Waktu demi waktu merambat hingga tak terasa telah bergulir tiga purnama sejak pertemuan di Tuban. Dalam suatu pertemuan di kraton Demak, Raden Trenggana lantang berkata, "Demak telah kehilangan wibawa dan kedaulatannya saat banyak wilayah di daerah Timur melepaskan diri." Mata Raden Trenggana bersinar kilat melihat orang-orang yang duduk di hadapannya. Para senapati dari seluruh tingkatan prajurit berkumpul dalam satu ruangan saat itu.
Kemudian dengan penuh semangat ia melanjutkan,"Pasuruan, Surabaya, Wirasaba hingga lereng Penanggungan telah kembali mengakui kekuasaan Demak sebagai penerus Majapahit. Dan sekarang ini, aku katakan pada kalian jika Panarukan adalah pintu permulaan menuju Blambangan." Pesan-pesan kemudian ia sampaikan secara menyeluruh. Tak lama kemudian ia membubarkan pertemuan agung yang dihadiri semua pemimpin prajurit dari berbagai tingkatan.
Menjelang senja di sebuah rumah, seorang senapati bertanya pada kerabatnya yang datang dari lembah Sungai Brantas,"Bagaimana kita dapat mengakui kekuasaan mereka? Sementara raja mereka tidak mendapatkan pengesahan dari kita semua."
"Kakang Arya Dipa, tentu saja ia akan melakukan usaha untuk menundukkan saudara-saudara kita di wilayah timur. Dalam dugaanku, raja ini membutuhkan pengakuan sebagai penerus kekuasaan leluhur kita," kerabatnya berkata-kata dengan tegas dan penuh keyakinan.
"Lalu, apakah yang akan kau rencanakan?" tanya Senapati Arya Dipa.
"Seperti yang pernah dikatakan oleh Paman Parikesit ketika kita semua bertemu di Tuban. Tentu kau masih ingat pertemuan tiga atau empat purnama yang telah lewat," kata Gagak Panji mengingatkan.

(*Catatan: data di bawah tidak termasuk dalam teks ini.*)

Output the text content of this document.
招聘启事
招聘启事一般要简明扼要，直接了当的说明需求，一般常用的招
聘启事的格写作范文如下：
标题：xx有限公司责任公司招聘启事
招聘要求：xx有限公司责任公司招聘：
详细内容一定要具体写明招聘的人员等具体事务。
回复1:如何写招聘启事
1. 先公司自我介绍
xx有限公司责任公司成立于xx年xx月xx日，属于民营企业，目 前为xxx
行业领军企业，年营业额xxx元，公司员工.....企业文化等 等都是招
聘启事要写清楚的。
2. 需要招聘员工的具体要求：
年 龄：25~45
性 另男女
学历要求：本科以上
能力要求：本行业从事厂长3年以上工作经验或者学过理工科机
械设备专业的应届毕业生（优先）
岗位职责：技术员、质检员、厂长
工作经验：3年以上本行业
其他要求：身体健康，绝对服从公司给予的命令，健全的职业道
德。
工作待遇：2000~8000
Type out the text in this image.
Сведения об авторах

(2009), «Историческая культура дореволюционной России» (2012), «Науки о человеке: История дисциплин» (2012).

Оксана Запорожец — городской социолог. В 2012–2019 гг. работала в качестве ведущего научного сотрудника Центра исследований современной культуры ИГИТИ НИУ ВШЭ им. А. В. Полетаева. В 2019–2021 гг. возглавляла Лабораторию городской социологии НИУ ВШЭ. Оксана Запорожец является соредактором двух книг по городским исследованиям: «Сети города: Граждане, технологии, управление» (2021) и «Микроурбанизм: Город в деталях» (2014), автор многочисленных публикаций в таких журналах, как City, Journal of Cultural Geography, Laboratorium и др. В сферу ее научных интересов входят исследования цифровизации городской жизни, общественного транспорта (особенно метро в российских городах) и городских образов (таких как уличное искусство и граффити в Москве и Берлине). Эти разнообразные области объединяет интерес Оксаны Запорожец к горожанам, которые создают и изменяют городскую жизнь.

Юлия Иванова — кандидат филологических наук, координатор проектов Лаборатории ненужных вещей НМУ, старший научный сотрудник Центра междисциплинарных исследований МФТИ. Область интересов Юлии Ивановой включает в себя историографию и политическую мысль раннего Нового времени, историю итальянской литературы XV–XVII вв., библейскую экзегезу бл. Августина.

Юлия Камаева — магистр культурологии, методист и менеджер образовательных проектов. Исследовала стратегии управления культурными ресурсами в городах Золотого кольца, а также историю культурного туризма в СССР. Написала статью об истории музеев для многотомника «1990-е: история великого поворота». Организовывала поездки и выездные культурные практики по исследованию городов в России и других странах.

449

"Tentu saja," berkata Arya Dipa.
Aku akan segera kembali ke timur. Akan aku katakan apa-apa yang Kakang katakan padaku saat ini. Sementara itu, mungkin aku akan meminta para adipati untuk mengumpulkan kekuatan di Panarukan," Gagak Panji menjawab lalu mengurai rencananya dengan singkat. Berulang kali dahi Arya Dipa berkerut karena ia berpikir keras untuk mengerti kerumitan rencana Gagak Panji. Meski begitu ia mengakui ketajaman nalar Gagak Panji.
Keesokan harinya rencana itu dijabarkan lebih dalam oleh Gagak Panji. Ia berkuda beriringan dengan Arya Dipa mengitari barak pasukan Demak yang dipimpin Arya Dipa. Tidak ada seorangpun yang menaruh kecurigaan atas kehadiran Gagak Panji, karena Gagak Panji mempunyai kedudukan tersendiri sebagai pengajar gelar dan siasat perang meskipun ia bukan bagian dari prajurit Demak. Kemudian Arya Dipa menghentikan kudanya lalu bertanya,"Dan bilakah kau akan berangkat ke timur?"
"Saat matahari mulai tergelincir, aku akan keluar dari kotaraja," jawab Gagak Panji kemudian,"Dua orang prajuritmu akan aku bawa serta sebagai pendamping dan tanda agar dapat keluar dari wilayah Demak dengan aman."
"Baiklah, rencana itu harus mendapatkan kajian ulang bila kau telah tiba di Tuban," Arya Dipa berkata pada kerabat dekatnya itu.